Ivo Garbe bezifferte die Kosten für eine sofortige Anhebung des Entgelts auf TVöD-Niveau mit etwa 35 Millionen Euro pro Jahr, um dann sofort die Bereitschaft der Gewerkschaft zu bekunden, „dafür einen Stufenplan aufzustellen“, der den TVöD bis Ende 2023 – also in zweieinhalb Jahren – vollumfänglich für alle Beschäftigten einführen solle.

Dieser Trick, den Streikenden als Ziel die Erreichung des TVöD-Niveaus vorzugaukeln, in Wirklichkeit aber nichts anderes als stufenweise kleine Nominallohnerhöhungen auszuhandeln, soll die Kampfkraft der Belegschaft schwächen.

Was von solchen Stufenplänen zu halten ist, zeigt auch die Charité Tochter CFM, wo die Beschäftigten für dasselbe Ziel gestreikt haben. Tobias Schulze von der Linksfraktion im Abgeordnetenhaus, der bei diesem Arbeitskampf dabei war, erklärte, man habe nach zehn Jahren Kampf einen Tarifvertrag bekommen, der „in Richtung TVöD weist“.

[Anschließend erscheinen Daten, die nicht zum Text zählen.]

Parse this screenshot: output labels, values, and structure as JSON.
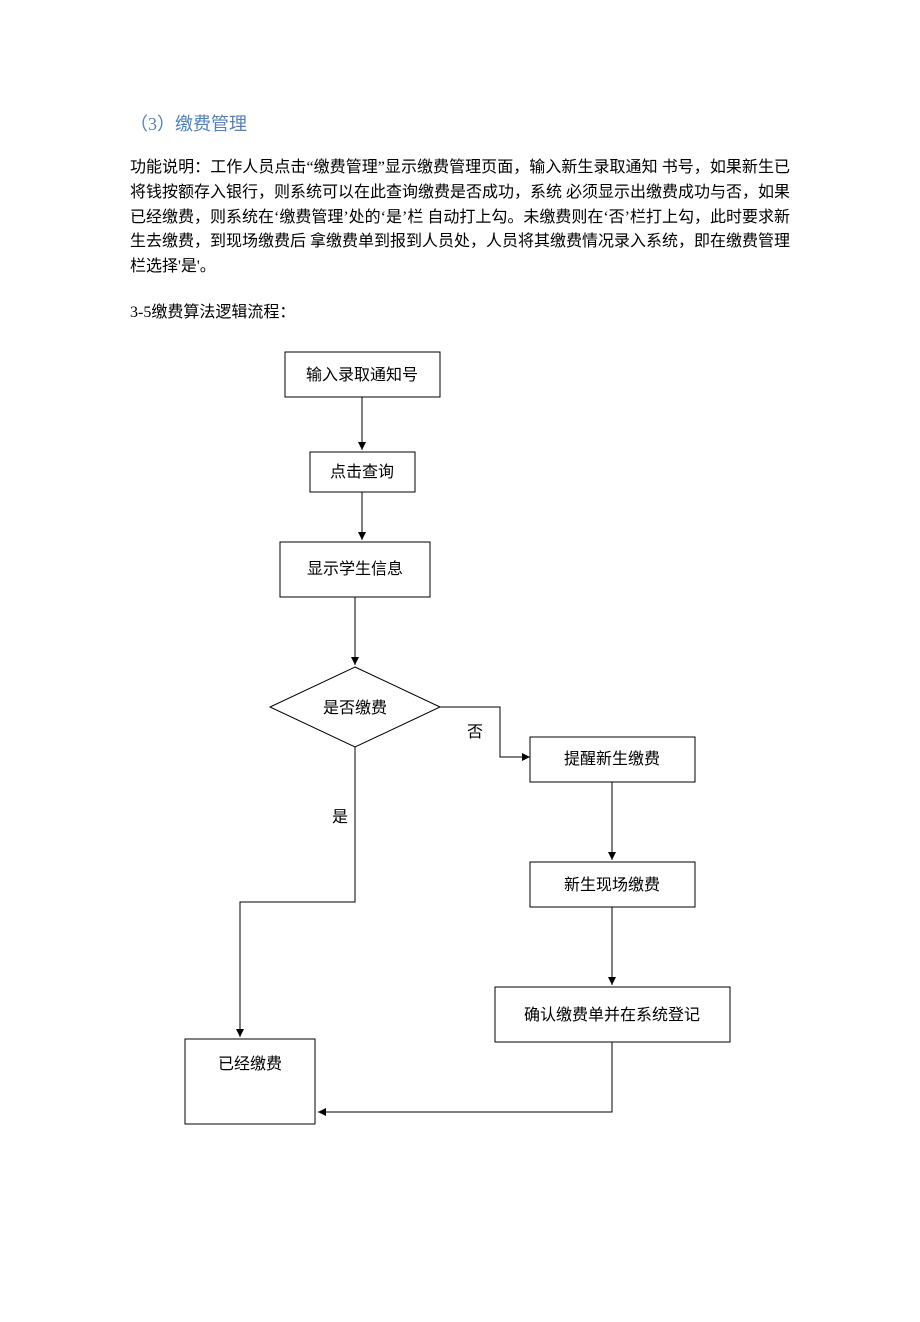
{
  "section_title": "（3）缴费管理",
  "body_text": "功能说明：工作人员点击“缴费管理”显示缴费管理页面，输入新生录取通知 书号，如果新生已将钱按额存入银行，则系统可以在此查询缴费是否成功，系统 必须显示出缴费成功与否，如果已经缴费，则系统在‘缴费管理’处的‘是’栏 自动打上勾。未缴费则在‘否’栏打上勾，此时要求新生去缴费，到现场缴费后 拿缴费单到报到人员处，人员将其缴费情况录入系统，即在缴费管理栏选择'是'。",
  "sub_heading": "3-5缴费算法逻辑流程：",
  "chart_data": {
    "type": "flowchart",
    "nodes": [
      {
        "id": "n1",
        "text": "输入录取通知号",
        "shape": "rect"
      },
      {
        "id": "n2",
        "text": "点击查询",
        "shape": "rect"
      },
      {
        "id": "n3",
        "text": "显示学生信息",
        "shape": "rect"
      },
      {
        "id": "n4",
        "text": "是否缴费",
        "shape": "diamond"
      },
      {
        "id": "n5",
        "text": "提醒新生缴费",
        "shape": "rect"
      },
      {
        "id": "n6",
        "text": "新生现场缴费",
        "shape": "rect"
      },
      {
        "id": "n7",
        "text": "确认缴费单并在系统登记",
        "shape": "rect"
      },
      {
        "id": "n8",
        "text": "已经缴费",
        "shape": "rect"
      }
    ],
    "edges": [
      {
        "from": "n1",
        "to": "n2"
      },
      {
        "from": "n2",
        "to": "n3"
      },
      {
        "from": "n3",
        "to": "n4"
      },
      {
        "from": "n4",
        "to": "n5",
        "label": "否"
      },
      {
        "from": "n4",
        "to": "n8",
        "label": "是"
      },
      {
        "from": "n5",
        "to": "n6"
      },
      {
        "from": "n6",
        "to": "n7"
      },
      {
        "from": "n7",
        "to": "n8"
      }
    ]
  }
}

Saleh, Schulze und der Vertreter der Grünen, Andreas Audretsch, nutzten die Kundgebung lediglich, um Wahlwerbung für ihre Parteien zu machen. Am 26. September wird in der Hauptstadt nicht nur der Bundestag, sondern auch das Abgeordnetenhaus neu gewählt. Ihre Versprechen, sich bei den Verhandlungen persönlich für eine gute Lösung einzusetzen, sind schneller verflogen, als ihre Reden verhallt sind.

„Alle Senatsparteien schieben sich die Schuld für die miserable Situation von uns Beschäftigten gegenseitig zu. Keiner will das verantworten“, kommentierte ein Streikender der SVL Speiseversorgung und -logistik die Reden gegenüber der WSWS.